Transformer l'essai demande-t-il autant de qualités mentales que physiques ? Alors que les Bleus tentent de marquer l'histoire lors de la Coupe du monde de rugby qui se déroule actuellement en France, nous nous sommes entretenus avec Mickaël Campo, chercheur en psychologie du sport et préparateur mental de l'équipe de France de rugby. 

Depuis quatre ans, sa mission est d'aider les joueurs du XV de France à comprendre, analyser et gérer leurs émotions dans le but d'être le plus performant possible. Son encadrement vise à la bonne santé mentale de chaque joueur mais aussi à la cohésion d'équipe.

Allo Docteurs : En quoi consiste la préparation mentale ?

Mickaël Campo : "Dans la préparation mentale, on vient optimiser les ressources du joueur pour qu'il soit capable d'être dans son état optimal sur le terrain. Mais cette gestion émotionnelle est aussi collective : il s'agit d'arriver à ce que l'équipe ne craque pas sous la pression.
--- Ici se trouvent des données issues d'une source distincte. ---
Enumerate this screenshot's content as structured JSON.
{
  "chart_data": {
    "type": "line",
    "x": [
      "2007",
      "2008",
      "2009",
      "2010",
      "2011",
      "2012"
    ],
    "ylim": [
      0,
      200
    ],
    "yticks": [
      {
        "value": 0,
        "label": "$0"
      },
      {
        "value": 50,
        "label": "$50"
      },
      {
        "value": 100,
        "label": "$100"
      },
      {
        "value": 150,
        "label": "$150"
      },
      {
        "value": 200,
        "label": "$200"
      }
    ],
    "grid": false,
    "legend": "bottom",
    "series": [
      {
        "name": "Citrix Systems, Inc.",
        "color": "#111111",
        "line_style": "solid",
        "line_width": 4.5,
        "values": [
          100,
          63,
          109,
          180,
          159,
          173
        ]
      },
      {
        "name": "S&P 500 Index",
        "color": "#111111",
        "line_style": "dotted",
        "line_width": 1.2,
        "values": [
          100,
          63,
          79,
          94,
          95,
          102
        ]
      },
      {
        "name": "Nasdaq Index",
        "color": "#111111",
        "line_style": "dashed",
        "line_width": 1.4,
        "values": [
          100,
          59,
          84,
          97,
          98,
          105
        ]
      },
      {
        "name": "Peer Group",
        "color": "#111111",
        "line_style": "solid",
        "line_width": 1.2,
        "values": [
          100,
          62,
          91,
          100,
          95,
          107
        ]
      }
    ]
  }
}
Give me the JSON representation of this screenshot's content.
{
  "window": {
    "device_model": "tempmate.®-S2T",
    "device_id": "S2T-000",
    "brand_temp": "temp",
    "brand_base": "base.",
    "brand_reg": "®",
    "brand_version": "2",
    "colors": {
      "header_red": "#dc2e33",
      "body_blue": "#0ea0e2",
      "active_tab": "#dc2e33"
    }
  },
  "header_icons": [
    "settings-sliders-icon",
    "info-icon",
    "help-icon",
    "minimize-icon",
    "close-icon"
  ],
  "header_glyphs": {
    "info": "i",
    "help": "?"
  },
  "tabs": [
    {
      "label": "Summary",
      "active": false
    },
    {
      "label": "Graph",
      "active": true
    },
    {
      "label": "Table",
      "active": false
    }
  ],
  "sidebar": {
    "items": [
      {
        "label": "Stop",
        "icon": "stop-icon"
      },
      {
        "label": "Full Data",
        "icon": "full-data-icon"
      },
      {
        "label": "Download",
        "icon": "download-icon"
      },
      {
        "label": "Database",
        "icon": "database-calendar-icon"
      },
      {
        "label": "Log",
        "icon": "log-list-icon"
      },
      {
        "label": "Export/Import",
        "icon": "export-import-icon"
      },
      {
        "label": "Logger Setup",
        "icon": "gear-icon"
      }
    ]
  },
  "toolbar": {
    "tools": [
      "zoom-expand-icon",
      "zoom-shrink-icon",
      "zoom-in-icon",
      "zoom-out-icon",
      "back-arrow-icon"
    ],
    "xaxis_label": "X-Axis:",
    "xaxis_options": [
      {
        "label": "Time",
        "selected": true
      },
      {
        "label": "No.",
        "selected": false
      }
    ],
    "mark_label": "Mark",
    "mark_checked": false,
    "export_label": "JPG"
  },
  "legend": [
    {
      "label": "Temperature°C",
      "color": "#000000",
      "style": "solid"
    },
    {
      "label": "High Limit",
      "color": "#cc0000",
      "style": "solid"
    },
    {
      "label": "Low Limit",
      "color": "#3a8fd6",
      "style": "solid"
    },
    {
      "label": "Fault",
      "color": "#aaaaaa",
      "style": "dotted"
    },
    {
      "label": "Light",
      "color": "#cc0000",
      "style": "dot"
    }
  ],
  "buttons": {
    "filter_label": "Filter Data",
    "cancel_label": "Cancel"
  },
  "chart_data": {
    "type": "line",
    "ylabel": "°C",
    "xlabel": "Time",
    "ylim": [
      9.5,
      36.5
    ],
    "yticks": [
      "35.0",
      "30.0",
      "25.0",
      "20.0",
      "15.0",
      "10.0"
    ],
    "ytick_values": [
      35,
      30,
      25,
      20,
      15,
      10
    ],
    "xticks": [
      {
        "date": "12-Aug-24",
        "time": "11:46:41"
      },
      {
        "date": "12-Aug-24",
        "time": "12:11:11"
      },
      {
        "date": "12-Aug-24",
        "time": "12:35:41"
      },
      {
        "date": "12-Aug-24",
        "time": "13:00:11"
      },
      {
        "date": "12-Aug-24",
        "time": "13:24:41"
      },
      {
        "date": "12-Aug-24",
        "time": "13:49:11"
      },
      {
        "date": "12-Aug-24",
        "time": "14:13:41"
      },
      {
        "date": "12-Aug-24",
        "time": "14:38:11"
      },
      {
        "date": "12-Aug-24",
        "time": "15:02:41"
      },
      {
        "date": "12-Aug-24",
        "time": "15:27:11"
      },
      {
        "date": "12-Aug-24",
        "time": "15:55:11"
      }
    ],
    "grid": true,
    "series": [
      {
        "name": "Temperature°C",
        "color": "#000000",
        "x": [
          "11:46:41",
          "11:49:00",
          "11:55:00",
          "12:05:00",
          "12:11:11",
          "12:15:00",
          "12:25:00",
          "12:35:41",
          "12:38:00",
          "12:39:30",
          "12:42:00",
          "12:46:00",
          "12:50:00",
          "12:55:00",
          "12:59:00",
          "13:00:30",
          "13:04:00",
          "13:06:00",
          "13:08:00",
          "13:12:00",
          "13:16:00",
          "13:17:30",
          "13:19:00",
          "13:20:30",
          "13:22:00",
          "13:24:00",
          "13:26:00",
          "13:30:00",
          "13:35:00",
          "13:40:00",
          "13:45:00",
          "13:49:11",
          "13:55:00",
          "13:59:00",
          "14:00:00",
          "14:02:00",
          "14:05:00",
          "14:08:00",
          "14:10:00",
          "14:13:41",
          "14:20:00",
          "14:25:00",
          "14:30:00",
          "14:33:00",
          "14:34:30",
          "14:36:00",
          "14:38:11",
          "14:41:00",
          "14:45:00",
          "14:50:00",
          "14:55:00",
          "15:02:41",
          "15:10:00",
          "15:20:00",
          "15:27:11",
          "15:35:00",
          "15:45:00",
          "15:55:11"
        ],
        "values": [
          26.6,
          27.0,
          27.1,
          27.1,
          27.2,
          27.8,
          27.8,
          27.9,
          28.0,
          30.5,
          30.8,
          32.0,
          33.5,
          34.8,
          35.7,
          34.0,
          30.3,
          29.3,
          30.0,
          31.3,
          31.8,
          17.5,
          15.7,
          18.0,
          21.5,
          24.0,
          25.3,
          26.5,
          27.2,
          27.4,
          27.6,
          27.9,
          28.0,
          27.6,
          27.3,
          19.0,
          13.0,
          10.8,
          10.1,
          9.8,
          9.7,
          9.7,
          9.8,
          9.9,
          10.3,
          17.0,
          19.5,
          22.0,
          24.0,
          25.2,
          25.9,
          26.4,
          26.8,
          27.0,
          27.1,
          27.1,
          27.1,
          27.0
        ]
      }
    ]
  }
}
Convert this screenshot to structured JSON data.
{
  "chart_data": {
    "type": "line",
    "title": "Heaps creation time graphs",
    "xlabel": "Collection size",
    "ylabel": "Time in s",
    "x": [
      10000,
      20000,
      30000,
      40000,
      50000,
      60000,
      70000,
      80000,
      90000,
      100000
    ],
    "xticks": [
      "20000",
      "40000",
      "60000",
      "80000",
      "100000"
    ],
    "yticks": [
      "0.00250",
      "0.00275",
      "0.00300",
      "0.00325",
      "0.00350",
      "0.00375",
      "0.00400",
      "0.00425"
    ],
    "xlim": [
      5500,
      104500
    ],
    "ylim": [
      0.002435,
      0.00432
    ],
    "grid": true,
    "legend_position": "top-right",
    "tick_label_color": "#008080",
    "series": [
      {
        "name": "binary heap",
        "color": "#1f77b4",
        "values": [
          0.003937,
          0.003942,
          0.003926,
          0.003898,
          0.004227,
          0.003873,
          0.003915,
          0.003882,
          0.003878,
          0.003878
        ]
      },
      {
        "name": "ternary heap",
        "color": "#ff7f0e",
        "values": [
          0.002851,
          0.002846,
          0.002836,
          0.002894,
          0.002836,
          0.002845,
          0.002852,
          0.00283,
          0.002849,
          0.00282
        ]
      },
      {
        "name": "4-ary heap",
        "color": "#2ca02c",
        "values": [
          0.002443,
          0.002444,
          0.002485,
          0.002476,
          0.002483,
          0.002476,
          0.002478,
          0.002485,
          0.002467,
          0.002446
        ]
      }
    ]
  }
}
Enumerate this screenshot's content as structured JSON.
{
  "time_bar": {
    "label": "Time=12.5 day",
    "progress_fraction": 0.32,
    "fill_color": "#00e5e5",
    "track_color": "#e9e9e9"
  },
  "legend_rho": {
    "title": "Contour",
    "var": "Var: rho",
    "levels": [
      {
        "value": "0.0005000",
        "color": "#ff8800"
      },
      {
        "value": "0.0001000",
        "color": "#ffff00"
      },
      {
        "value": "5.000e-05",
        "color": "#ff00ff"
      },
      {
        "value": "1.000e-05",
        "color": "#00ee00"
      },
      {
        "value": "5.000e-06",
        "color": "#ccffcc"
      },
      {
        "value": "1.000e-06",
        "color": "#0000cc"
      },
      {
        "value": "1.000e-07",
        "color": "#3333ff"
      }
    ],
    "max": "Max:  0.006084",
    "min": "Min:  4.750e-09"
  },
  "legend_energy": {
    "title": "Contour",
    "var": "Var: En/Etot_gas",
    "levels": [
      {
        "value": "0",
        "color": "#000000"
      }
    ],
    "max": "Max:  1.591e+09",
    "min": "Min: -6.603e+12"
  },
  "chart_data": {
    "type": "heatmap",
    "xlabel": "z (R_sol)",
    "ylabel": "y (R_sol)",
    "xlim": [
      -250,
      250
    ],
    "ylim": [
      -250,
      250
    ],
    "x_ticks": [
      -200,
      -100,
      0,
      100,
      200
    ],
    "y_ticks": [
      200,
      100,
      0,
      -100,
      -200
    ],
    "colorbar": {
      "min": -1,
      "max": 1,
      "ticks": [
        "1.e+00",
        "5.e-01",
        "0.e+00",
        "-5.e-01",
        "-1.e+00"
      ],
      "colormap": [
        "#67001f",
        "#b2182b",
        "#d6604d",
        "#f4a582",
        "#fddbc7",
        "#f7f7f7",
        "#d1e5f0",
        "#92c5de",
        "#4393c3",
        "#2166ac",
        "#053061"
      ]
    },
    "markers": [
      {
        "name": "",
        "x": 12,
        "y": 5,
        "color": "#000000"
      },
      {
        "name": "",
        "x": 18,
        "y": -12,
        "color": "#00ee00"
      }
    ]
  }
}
Concrètement, en période de compétition, tout se joue autour des matchs. Le lendemain d'une rencontre est un jour de récupération physique et émotionnelle. Au même titre que les soins physiques, tous les joueurs passent un entretien, un moment d'échanges durant lequel ils racontent leurs émotions durant le match et analysent leurs ressentis. Le but est de déposer les émotions."

La préparation mentale se fait-elle aussi en groupe ?

"Oui. Le lendemain de ces entrevues individuelles, on fait ce qu'on appelle un practice, c'est-à-dire la gestion mentale de la compétition. On revoit d'abord le vécu émotionnel collectif, qui est essentiel. Il s'agit par exemple d'éviter un phénomène de contagion émotionnelle, c'est pourquoi vous voyez des bulles de maîtrise après chaque essai. 

Ensuite, on travaille par groupes de plusieurs joueurs sur une thématique précise liée aux émotions. Ça peut être sur la frustration par exemple. Comment sortir d'un vécu de frustration ? Comment l'éviter ? Comment y faire face collectivement lors d'un match ?

On anticipe aussi le contexte du prochain match pour le préparer au mieux. On étudie nos propres émotions mais aussi celles de nos adversaires. Tout comme on analyse leurs tactiques et les techniques, on se penche aussi sur leur mental en étudiant le langage corporel des autres équipes, par exemple."

Les émotions collectives ont-elles une influence sur le jeu ?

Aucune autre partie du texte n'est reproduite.